Le cas de Frank n’est pas isolé Tous ceux qui avaient l’obligation de traverser le centre-ville hier mercredi étaient obligés soit d’emprunter le taxi par tranche, bien sûr à des prix au delà de la normale, soit d’aller à pied, cette option était la plus sûr d’arriver à destination. Tout ceci sous un soleil accablant. Mais tout le monde n’était pas déterminé comme Frank.

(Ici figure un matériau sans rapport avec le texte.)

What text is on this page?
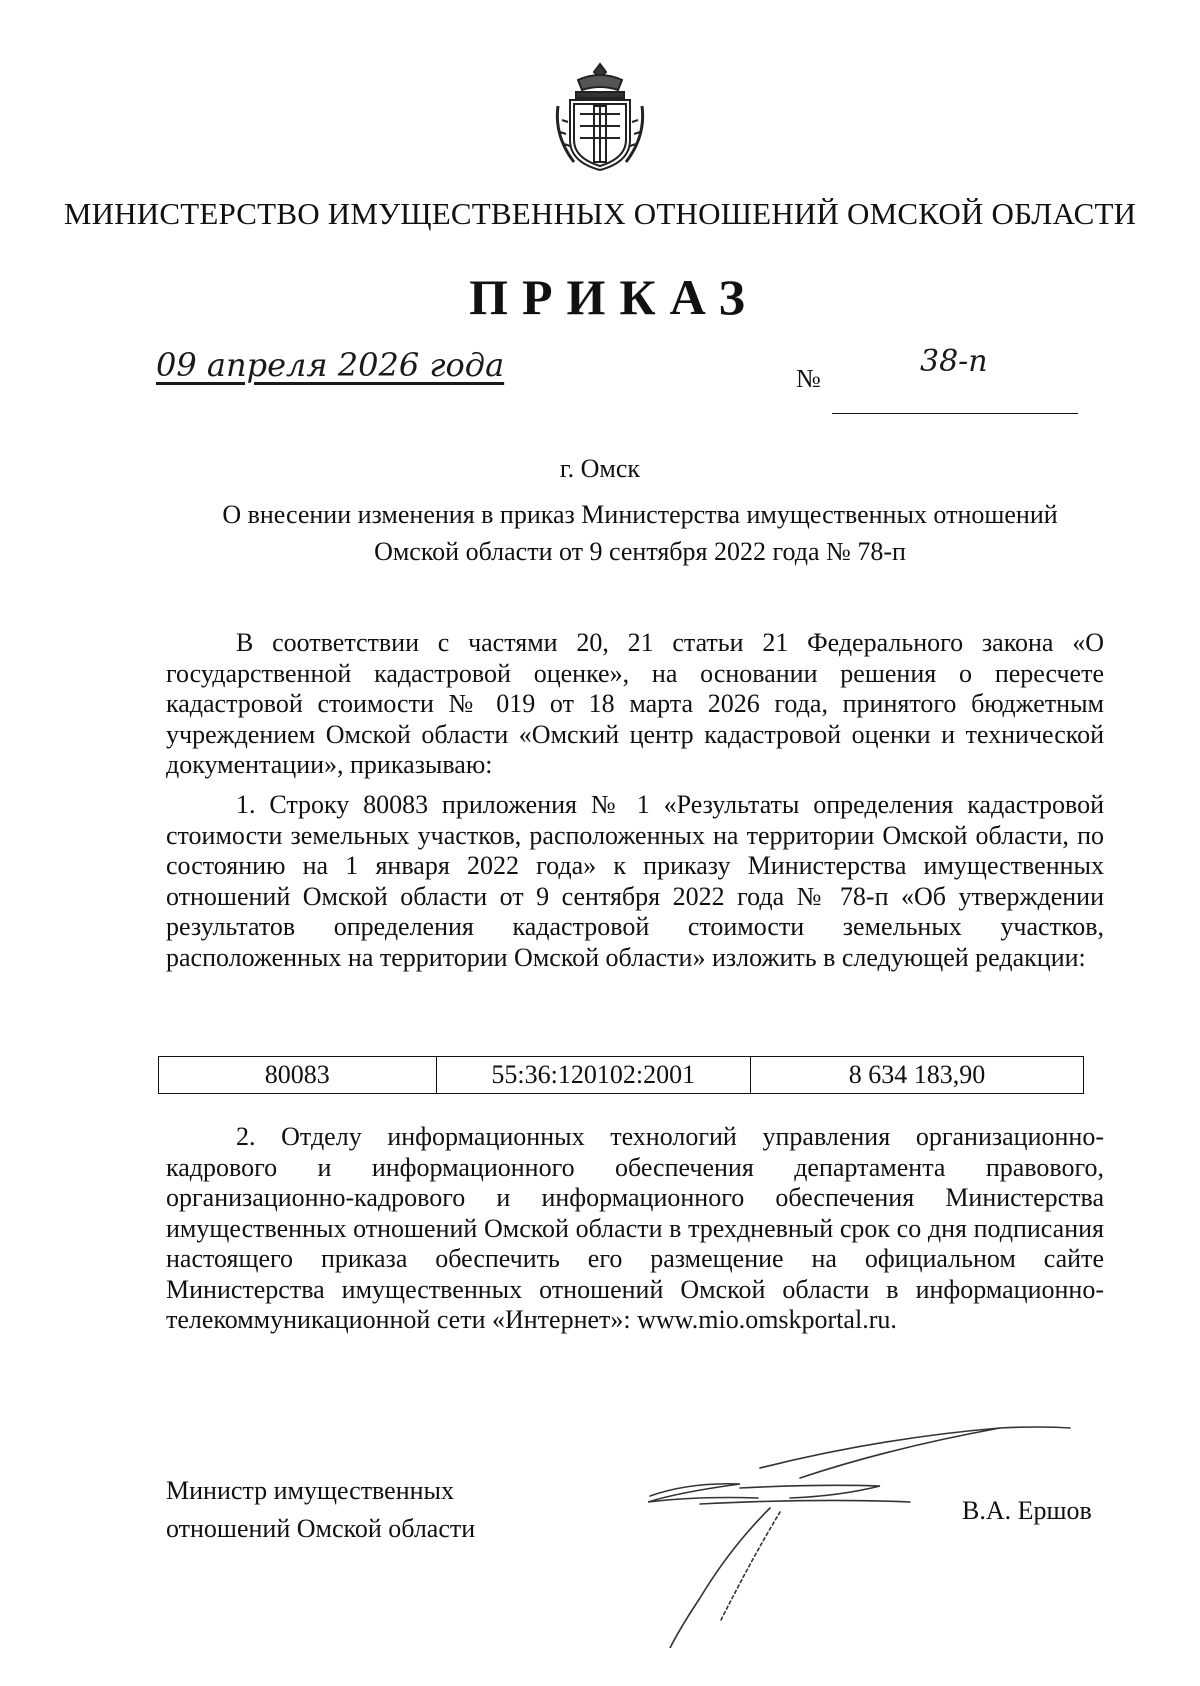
МИНИСТЕРСТВО ИМУЩЕСТВЕННЫХ ОТНОШЕНИЙ ОМСКОЙ ОБЛАСТИ
ПРИКАЗ
09 апреля 2026 года	№	38-п
г. Омск
О внесении изменения в приказ Министерства имущественных отношений
Омской области от 9 сентября 2022 года № 78-п

В соответствии с частями 20, 21 статьи 21 Федерального закона «О государственной кадастровой оценке», на основании решения о пересчете кадастровой стоимости № 019 от 18 марта 2026 года, принятого бюджетным учреждением Омской области «Омский центр кадастровой оценки и технической документации», приказываю:

1. Строку 80083 приложения № 1 «Результаты определения кадастровой стоимости земельных участков, расположенных на территории Омской области, по состоянию на 1 января 2022 года» к приказу Министерства имущественных отношений Омской области от 9 сентября 2022 года № 78-п «Об утверждении результатов определения кадастровой стоимости земельных участков, расположенных на территории Омской области» изложить в следующей редакции:

80083	55:36:120102:2001	8 634 183,90

2. Отделу информационных технологий управления организационно-кадрового и информационного обеспечения департамента правового, организационно-кадрового и информационного обеспечения Министерства имущественных отношений Омской области в трехдневный срок со дня подписания настоящего приказа обеспечить его размещение на официальном сайте Министерства имущественных отношений Омской области в информационно-телекоммуникационной сети «Интернет»: www.mio.omskportal.ru.

Министр имущественных
отношений Омской области
В.А. Ершов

Certains riverains n’ont pas supporté ce « supplice ». M. Mpoté, fonctionnaire, après plus d’une heure dans le taxi sans trop progresser de son quartier d’habitation, a décidé de rentrer chez lui : j’étais déjà très en retard alors que je suis sorti à temps de ma maison. Après 11h, qu’est ce que je vais encore aller faire au ministère et pour rentrer à quelle heure encore? Les causes réelles de cet embouteillage sont liés au fait que le rond point de la Poste centrale qui est essentiel pour rallier les axes et quartiers principaux de la vile de Yaoundé, était fermé par des barrages de police pour permettre un meilleur positionnement des troupes concernés par le défilé En plus, cet endroit historique de la ville a subi un relooking de grande cérémonie pour attendre le jour-J.

Pour ce jour de jeudi 19 mai, la majorité des axes routiers sont ouverts, sauf le Boulevard du 20 mai qui accueillera le président de la République, Paul Biya et ses convives. Les véhicules sont obligés de suivre les déviations indiquées. Il faut également noter que le centre-ville tout entier a connu une toilette de grand jour. Mais la traditionnelle retraite aux Flambeaux en soirée perturbera par endroit à nouveau la circulation. Le décor est ainsi planté pour attendre les cérémonies marquant la célébration du 51e anniversaire de l’indépendance du Cameroun, cette Afrique en miniature.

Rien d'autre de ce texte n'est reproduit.